Improving treatment of acute leukaemia
12 November 2014
Research conducted at UCL/UCLH over the last 20 years has enabled the identification of adults with acute leukaemia who are most likely to benefit from stem cell transplantation. Better patient selection results in improved survival, enhanced overall quality of life, and a more appropriate use of NHS resources.
Around 2,500 adults in the UK are diagnosed with acute leukaemia every year, and their treatment typically consists of intensive courses of chemotherapy. For some patients, further high-dose chemotherapy followed by stem cell transplantation may be of benefit, but this additional treatment is highly intensive, potentially toxic and expensive.
Researchers at the UCL Cancer Institute have collaborated with colleagues at Glasgow and Cardiff universities to examine the benefits of the additional transplantation treatments. Trials conducted from the 1990s onwards showed that only a subset of patients are likely to benefit, and that certain markers of genetic alteration in the leukaemia cells can be used to help identify these individuals.

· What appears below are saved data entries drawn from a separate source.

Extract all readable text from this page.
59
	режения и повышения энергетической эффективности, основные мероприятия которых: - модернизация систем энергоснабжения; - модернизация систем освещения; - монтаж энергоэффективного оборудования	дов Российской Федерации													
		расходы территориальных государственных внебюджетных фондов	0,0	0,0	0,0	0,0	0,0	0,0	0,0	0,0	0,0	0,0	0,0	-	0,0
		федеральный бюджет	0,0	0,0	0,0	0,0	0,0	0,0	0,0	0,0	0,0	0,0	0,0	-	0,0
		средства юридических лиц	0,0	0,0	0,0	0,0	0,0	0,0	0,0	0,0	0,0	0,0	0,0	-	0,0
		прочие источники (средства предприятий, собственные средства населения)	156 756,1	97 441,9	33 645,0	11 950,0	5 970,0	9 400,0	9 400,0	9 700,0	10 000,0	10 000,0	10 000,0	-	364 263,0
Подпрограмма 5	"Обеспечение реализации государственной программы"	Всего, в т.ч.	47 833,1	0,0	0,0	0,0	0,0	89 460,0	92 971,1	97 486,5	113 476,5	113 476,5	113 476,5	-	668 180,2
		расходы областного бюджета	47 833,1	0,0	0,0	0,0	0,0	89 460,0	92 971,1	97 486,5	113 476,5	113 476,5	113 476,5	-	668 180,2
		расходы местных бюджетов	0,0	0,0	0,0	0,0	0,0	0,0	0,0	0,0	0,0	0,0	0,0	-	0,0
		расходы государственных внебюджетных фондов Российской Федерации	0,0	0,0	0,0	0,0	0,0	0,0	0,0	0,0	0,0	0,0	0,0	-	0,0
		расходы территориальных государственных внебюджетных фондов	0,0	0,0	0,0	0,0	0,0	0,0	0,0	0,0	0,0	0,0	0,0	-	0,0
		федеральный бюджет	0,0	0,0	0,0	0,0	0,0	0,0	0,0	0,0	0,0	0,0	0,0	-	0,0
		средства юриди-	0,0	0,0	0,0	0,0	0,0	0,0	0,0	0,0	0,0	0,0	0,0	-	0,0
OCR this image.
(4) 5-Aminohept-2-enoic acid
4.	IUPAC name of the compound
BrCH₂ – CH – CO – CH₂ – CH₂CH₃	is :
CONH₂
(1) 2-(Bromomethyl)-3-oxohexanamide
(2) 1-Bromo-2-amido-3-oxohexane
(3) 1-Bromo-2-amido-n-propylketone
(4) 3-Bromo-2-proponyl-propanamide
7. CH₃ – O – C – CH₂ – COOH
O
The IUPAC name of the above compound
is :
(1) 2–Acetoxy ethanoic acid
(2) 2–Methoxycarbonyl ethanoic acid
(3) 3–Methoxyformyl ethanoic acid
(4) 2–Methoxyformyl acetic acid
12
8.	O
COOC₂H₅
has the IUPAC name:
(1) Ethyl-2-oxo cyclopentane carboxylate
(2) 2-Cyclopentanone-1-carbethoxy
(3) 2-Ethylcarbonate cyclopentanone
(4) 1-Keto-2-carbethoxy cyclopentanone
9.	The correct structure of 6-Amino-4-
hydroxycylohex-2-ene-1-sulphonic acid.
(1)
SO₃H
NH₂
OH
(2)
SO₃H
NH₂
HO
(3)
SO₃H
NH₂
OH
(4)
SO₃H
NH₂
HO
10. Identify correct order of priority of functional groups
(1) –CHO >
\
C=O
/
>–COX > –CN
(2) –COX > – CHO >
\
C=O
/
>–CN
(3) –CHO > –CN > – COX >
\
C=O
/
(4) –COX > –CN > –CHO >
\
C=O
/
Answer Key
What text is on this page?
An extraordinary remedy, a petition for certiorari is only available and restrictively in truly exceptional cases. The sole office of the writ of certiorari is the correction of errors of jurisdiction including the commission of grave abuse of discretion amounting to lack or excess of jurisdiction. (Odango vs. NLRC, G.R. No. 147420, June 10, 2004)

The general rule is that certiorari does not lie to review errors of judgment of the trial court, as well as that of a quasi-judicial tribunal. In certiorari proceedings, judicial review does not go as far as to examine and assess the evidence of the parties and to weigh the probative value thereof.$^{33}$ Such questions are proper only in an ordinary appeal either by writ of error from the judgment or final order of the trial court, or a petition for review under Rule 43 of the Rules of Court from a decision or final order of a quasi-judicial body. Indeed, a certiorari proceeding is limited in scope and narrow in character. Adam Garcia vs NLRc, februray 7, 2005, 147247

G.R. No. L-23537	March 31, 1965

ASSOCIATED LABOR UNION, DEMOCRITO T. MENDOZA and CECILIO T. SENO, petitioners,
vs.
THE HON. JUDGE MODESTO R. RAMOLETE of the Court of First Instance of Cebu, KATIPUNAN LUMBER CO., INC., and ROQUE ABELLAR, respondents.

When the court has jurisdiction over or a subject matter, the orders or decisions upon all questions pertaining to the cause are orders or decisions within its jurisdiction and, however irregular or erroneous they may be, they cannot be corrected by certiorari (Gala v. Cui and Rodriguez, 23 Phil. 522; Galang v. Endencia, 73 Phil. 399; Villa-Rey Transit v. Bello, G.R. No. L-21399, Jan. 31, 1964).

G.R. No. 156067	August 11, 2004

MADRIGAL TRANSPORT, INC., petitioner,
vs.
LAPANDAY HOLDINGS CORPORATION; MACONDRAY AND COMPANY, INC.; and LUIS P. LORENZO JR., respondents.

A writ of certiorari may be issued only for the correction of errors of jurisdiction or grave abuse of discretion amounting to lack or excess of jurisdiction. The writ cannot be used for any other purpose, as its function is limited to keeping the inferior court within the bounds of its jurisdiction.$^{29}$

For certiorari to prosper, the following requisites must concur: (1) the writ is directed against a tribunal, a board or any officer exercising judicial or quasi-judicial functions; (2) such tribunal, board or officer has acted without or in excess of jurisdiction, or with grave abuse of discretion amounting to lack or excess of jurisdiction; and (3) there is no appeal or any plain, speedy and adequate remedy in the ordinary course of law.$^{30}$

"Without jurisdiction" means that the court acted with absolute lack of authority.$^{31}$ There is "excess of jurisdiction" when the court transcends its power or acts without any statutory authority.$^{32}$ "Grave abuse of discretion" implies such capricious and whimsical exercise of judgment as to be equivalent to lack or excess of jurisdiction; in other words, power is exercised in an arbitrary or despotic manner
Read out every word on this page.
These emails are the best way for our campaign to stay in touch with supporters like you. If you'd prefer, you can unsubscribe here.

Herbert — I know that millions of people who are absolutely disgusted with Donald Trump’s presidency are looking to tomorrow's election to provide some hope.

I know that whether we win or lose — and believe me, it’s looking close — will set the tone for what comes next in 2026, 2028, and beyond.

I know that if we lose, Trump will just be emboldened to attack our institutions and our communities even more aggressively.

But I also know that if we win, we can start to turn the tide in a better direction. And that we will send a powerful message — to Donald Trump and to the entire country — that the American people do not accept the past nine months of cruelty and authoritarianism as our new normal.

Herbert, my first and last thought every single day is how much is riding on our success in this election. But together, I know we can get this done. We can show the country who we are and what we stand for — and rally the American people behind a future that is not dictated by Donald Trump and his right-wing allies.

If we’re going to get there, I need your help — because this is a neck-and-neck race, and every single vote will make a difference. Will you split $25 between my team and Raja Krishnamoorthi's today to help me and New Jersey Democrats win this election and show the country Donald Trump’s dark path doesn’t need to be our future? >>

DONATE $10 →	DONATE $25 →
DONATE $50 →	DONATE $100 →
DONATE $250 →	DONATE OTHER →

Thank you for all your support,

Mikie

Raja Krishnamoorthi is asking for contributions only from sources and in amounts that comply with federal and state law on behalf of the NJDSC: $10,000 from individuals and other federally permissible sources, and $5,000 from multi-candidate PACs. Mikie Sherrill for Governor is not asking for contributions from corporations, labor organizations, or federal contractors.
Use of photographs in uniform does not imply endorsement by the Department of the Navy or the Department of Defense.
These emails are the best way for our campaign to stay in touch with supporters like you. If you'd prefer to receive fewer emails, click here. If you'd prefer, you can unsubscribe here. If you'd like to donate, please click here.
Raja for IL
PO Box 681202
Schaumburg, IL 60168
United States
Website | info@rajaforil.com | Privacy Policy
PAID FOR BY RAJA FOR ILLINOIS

This risk classification has now been adopted globally, and helps to avoid the unnecessary use of stem cell transplantation in adults with lower risk acute leukaemia, which has a good chance of being cured with chemotherapy alone - in the UK this amounts to around 400 patients per year, and many thousands worldwide. The cost savings to the NHS are considerable - the avoidance of 400 stem cell transplants is a potential saving of about £28m per annum. More importantly, patients avoid the not-insignificant risks of treatment-related mortality and impaired quality of life which may result from the complications of transplantation.